Di spiegazioni, Katie Hale, ne concede ben poche, preferisce distogliere la nostra attenzione dai come e perché si sia arrivati a questa catastrofe, focalizzandola su quel processo di “rinascita” che dapprima ha inizio quasi per inerzia, ma acquisisce valore pagina dopo pagina.
L’ambientazione periurbana post-apocalittica è ridimensionata per dare il giusto spessore, ma in maniera graduale, a temi come quello dell’accettazione della propria femminilità, del prendere consapevolezza dell’istinto materno che giace sopito in ogni donna, viene anche svecchiato il canonico concetto di “famiglia”.
Un’atmosfera rarefatta di contro a uno stile “pacato” e severo. La penna dell’autrice è intrisa di “misuratezza” e pensieri sobri, anche il silenzio e la staticità acquisiscono un grande rilievo ai fini della narrazione. Non si tratta di un testo che spicca per ritmi concitati o colpi di scena dagli effetti speciali, Hale punta tutto sull’introspezione degli attori principali e sul loro percorso di “rinnovamento”.
La struttura fatta di brevi capitoli rende agevole la lettura, riusciamo a seguirne lo sviluppo con lucidità ed empatia. Due personaggi concreti, ognuno con la propria personalità, che – anche nei momenti di attrito – faranno fronte comune per fronteggiare la solitudine e restare in vita.

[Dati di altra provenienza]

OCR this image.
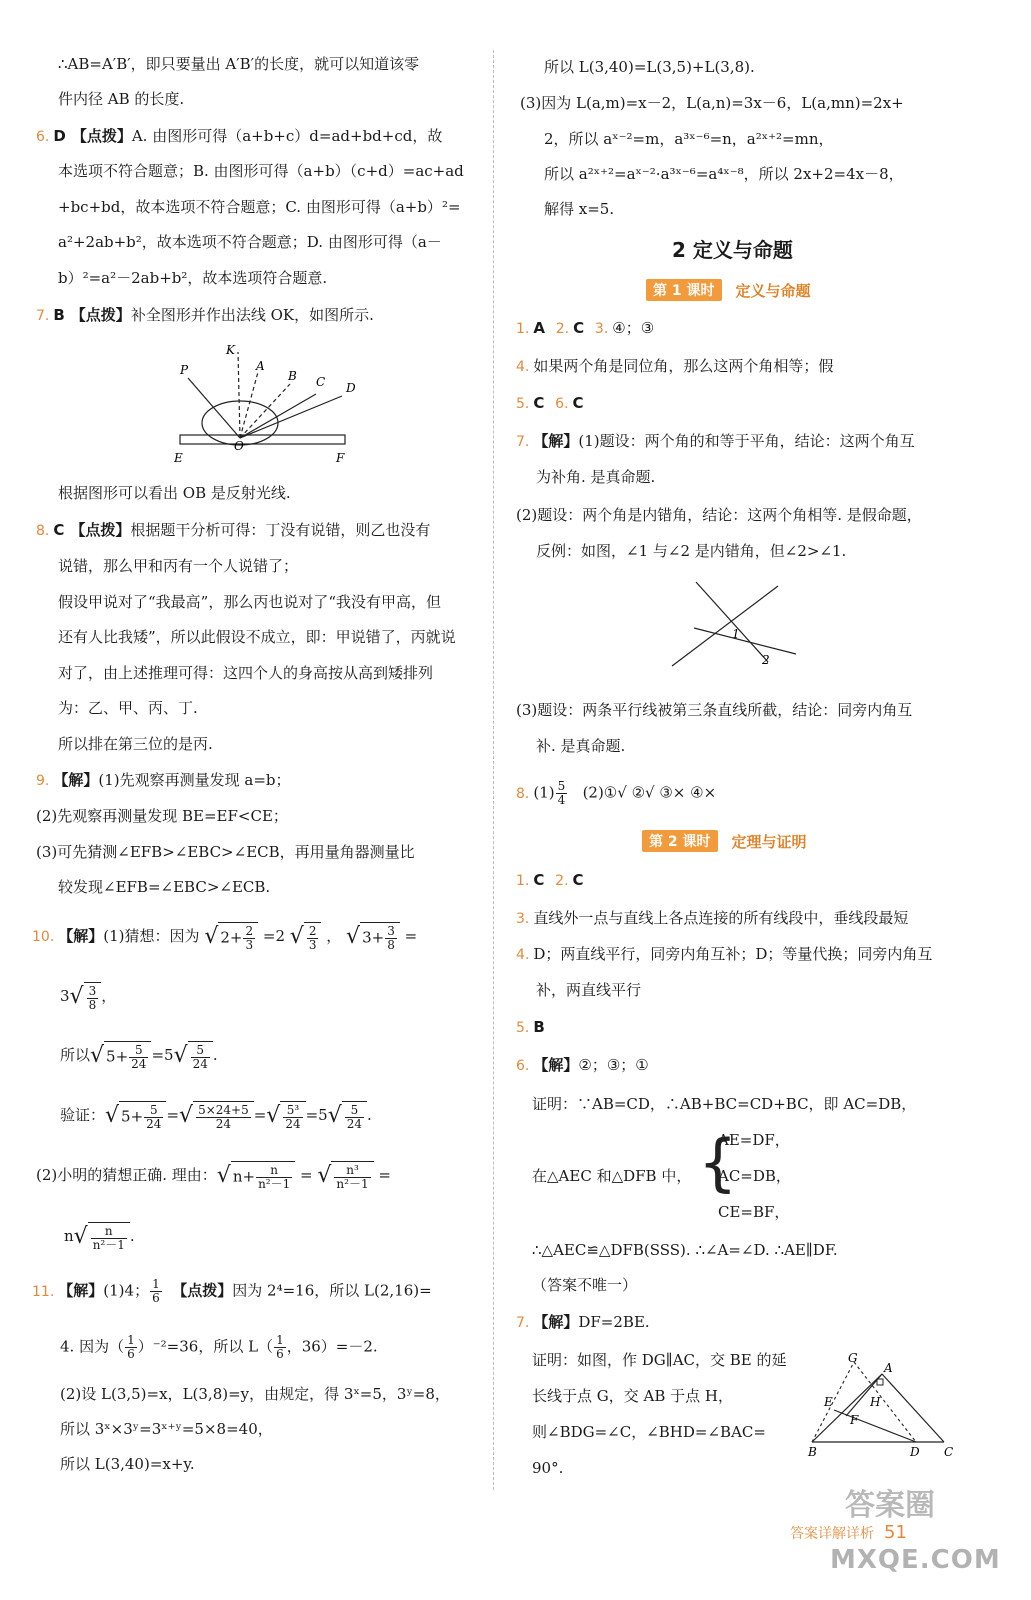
∴AB=A′B′，即只要量出 A′B′的长度，就可以知道该零
件内径 AB 的长度.
6. D 【点拨】A. 由图形可得（a+b+c）d=ad+bd+cd，故
本选项不符合题意；B. 由图形可得（a+b）（c+d）=ac+ad
+bc+bd，故本选项不符合题意；C. 由图形可得（a+b）²=
a²+2ab+b²，故本选项不符合题意；D. 由图形可得（a－
b）²=a²－2ab+b²，故本选项符合题意.
7. B 【点拨】补全图形并作出法线 OK，如图所示.
K
P	A
B C D
O
E	F
根据图形可以看出 OB 是反射光线.
8. C 【点拨】根据题干分析可得：丁没有说错，则乙也没有
说错，那么甲和丙有一个人说错了；
假设甲说对了“我最高”，那么丙也说对了“我没有甲高，但
还有人比我矮”，所以此假设不成立，即：甲说错了，丙就说
对了，由上述推理可得：这四个人的身高按从高到矮排列
为：乙、甲、丙、丁.
所以排在第三位的是丙.
9. 【解】(1)先观察再测量发现 a=b；
(2)先观察再测量发现 BE=EF<CE；
(3)可先猜测∠EFB>∠EBC>∠ECB，再用量角器测量比
较发现∠EFB=∠EBC>∠ECB.
10. 【解】(1)猜想：因为 √ $2+ \frac{2}{3} =2$ √ $\frac{2}{3}$ ， √ $3+ \frac{3}{8}$ =
$3√ \frac{3}{8}$ ，
所以√ $5+ \frac{5}{24} =5√ \frac{5}{24}$ .
验证：√ $5+ \frac{5}{24}$ =√ $\frac{5\times 24+5}{24}$ =√ $\frac{\text{5³}}{24} =5√ \frac{5}{24}$ .
(2)小明的猜想正确. 理由：√ $n+ \frac{n}{\text{n²－1}}$ = √ $\frac{\text{n³}}{\text{n²－1}}$ =
$n√ \frac{n}{\text{n²－1}}$ .
11. 【解】(1)4； $\frac{1}{6}$ 【点拨】因为 2⁴=16，所以 L(2,16)=
4. 因为（ $\frac{1}{6} )^{-2}=36$，所以 $L( \frac{1}{6}$ ，36）=－2.
(2)设 L(3,5)=x，L(3,8)=y，由规定，得 3ˣ=5，3ʸ=8，
所以 3ˣ×3ʸ=3ˣ⁺ʸ=5×8=40，
所以 L(3,40)=x+y.
所以 L(3,40)=L(3,5)+L(3,8).
(3)因为 L(a,m)=x－2，L(a,n)=3x－6，L(a,mn)=2x+
2，所以 aˣ⁻²=m，a³ˣ⁻⁶=n，a²ˣ⁺²=mn，
所以 a²ˣ⁺²=aˣ⁻²·a³ˣ⁻⁶=a⁴ˣ⁻⁸，所以 2x+2=4x－8，
解得 x=5.
2 定义与命题
第 1 课时	定义与命题
1. A 2. C 3. ④；③
4. 如果两个角是同位角，那么这两个角相等；假
5. C 6. C
7. 【解】(1)题设：两个角的和等于平角，结论：这两个角互
为补角. 是真命题.
(2)题设：两个角是内错角，结论：这两个角相等. 是假命题，
反例：如图，∠1 与∠2 是内错角，但∠2>∠1.
1
2
(3)题设：两条平行线被第三条直线所截，结论：同旁内角互
补. 是真命题.
8. $(1) \frac{5}{4}$ (2)①√ ②√ ③× ④×
第 2 课时	定理与证明
1. C 2. C
3. 直线外一点与直线上各点连接的所有线段中，垂线段最短
4. D；两直线平行，同旁内角互补；D；等量代换；同旁内角互
补，两直线平行
5. B
6. 【解】②；③；①
证明：∵AB=CD，∴AB+BC=CD+BC，即 AC=DB，
在△AEC 和△DFB 中， {
AE=DF，
AC=DB，
CE=BF，
∴△AEC≌△DFB(SSS). ∴∠A=∠D. ∴AE∥DF.
（答案不唯一）
7. 【解】DF=2BE.
证明：如图，作 DG∥AC，交 BE 的延
长线于点 G，交 AB 于点 H，
则∠BDG=∠C，∠BHD=∠BAC=
90°.
G
A
E	H
F
B	D C
答案圈
答案详解详析 51
MXQE.COM
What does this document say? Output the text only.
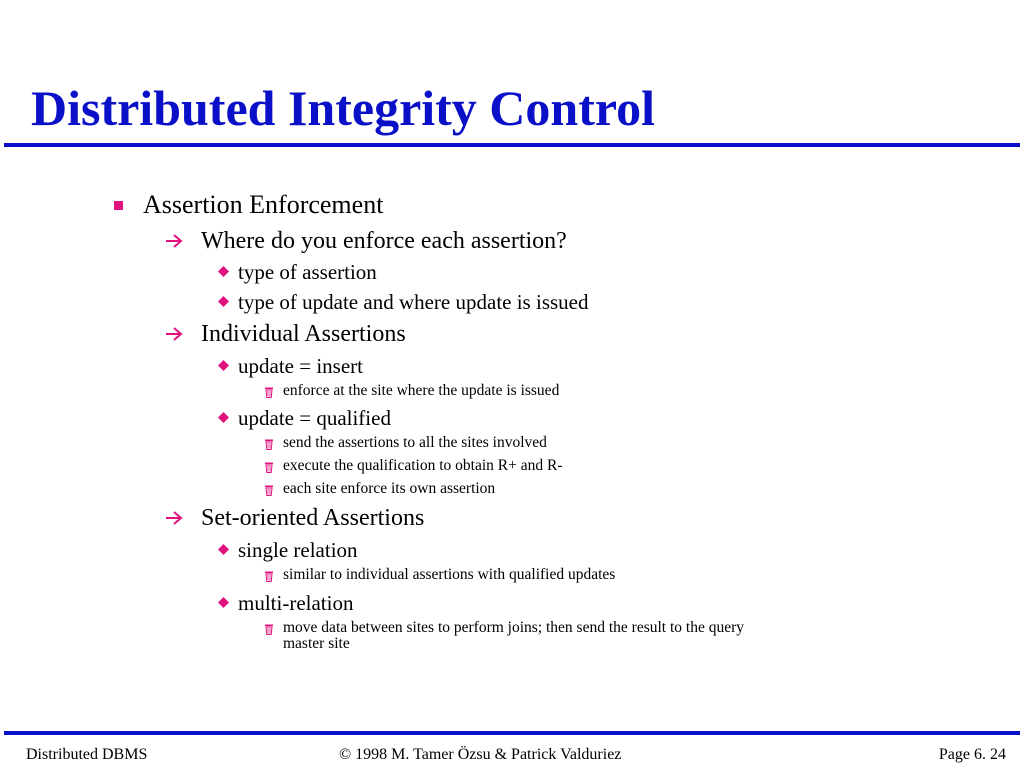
Distributed Integrity Control
Assertion Enforcement
Where do you enforce each assertion?
type of assertion
type of update and where update is issued
Individual Assertions
update = insert
enforce at the site where the update is issued
update = qualified
send the assertions to all the sites involved
execute the qualification to obtain R+ and R-
each site enforce its own assertion
Set-oriented Assertions
single relation
similar to individual assertions with qualified updates
multi-relation
move data between sites to perform joins; then send the result to the query
master site
Distributed DBMS	© 1998 M. Tamer Özsu & Patrick Valduriez	Page 6. 24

Mostro, protagonista della prima parte del libro, si rapporta a questa ignota realtà con una freddezza innaturale, dai suoi pensieri e azioni capiamo che nutre una radicata avversione verso “gli altri”; elemento che ci fa propendere verso l’ipotesi che sia un’antieroina. Vaga meccanicamente tra le macerie, cerca un rifugio, acqua e cibo, sopravvive ma la mente corre al passato e, intanto, persiste nel suo atteggiamento da nomade. Che quel pellegrinaggio sia una scappatoia per tenersi occupata e fuggire da una realtà che non riesce ancora ad accettare?
Tuttavia quando incappa in questa ragazzina, la “nuova” Mostro, la sua corazza d’indifferenza s’incrina e inizia a provare davvero dell’affetto, pur non perdendo mai del tutto quel cinismo che la contraddistingue.
Destreggiandoci in mezzo al parapiglia di pensieri percepiamo che sono due figure femminili forti che, pur vivendo una situazione di disagio, non suscitano compassione né risultano drammatiche eppure riescono a fare breccia nel cuore del lettore.
Un gioco di rimandi profuso di malinconia quel presente fatto di desolazione e poche speranze, sembra specchio di questi ultimi mesi di incertezza dovuti alla diffusione del Covid19.
Katie Hale con questo suo romanzo d’esordio ci regala una storia di rinascita dove non tutto è perduto e la speranza si affaccia come un fuoco che cova sotto la cenere.